But they have bought some product oriented companies too.. maybe they will be able to leverage off them - at present their report concedes that this has not been as easy as they anticipated.

I'm not a chartist, but its very difficult to predict any future earnings for this one with any certainty..


----------



## Gurgler (27 July 2007)

Are we about to see a move out of this recent 0.01-0.02 trading band?

AGM next Friday when they are looking to confirm the Gesaf package which is purported to get them over their financial woes.

Be interesting to see what happens in the near future. Currently, watchful for an entry.

(Source: http://www.asx.com.au/asx/research/...s.jsp?searchBy=asxCode&allinfo=on&asxCode=TEE)


----------



## Gurgler (1 October 2007)

Stock is suspended ffrom official trading as Full Year accounts not lodged by 30 June 2007. Does not inspire confidence in management - as I'm sure some reminders have given in the past quarter.
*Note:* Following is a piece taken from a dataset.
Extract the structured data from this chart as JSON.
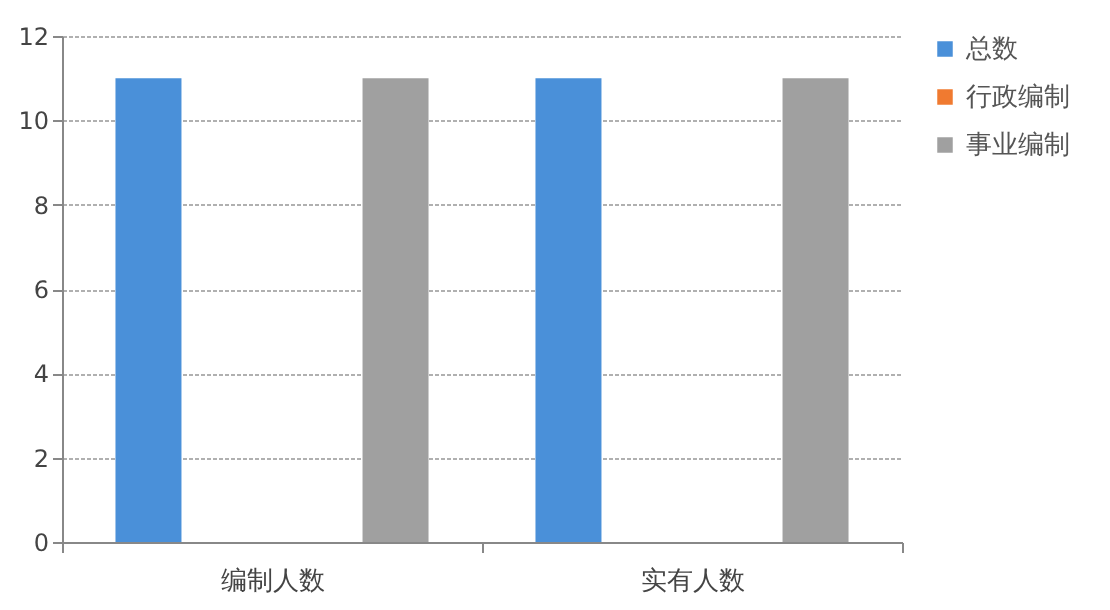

BTW still trading in the same zone - 1.5-2.0 cent range.


----------



## Kalmsg (12 December 2007)

What is the latest on this one folks??


Does anyone believe it will come out of suspension with time or is this company doomed and now a lost cause.??


----------



## Kalmsg (14 January 2008)

Hi is anyone going to the annual general meeting on this one at the end of the month in Melbourne.

If u are can u keep us posted on the current situation and things happening in the future as well.


Thanks


----------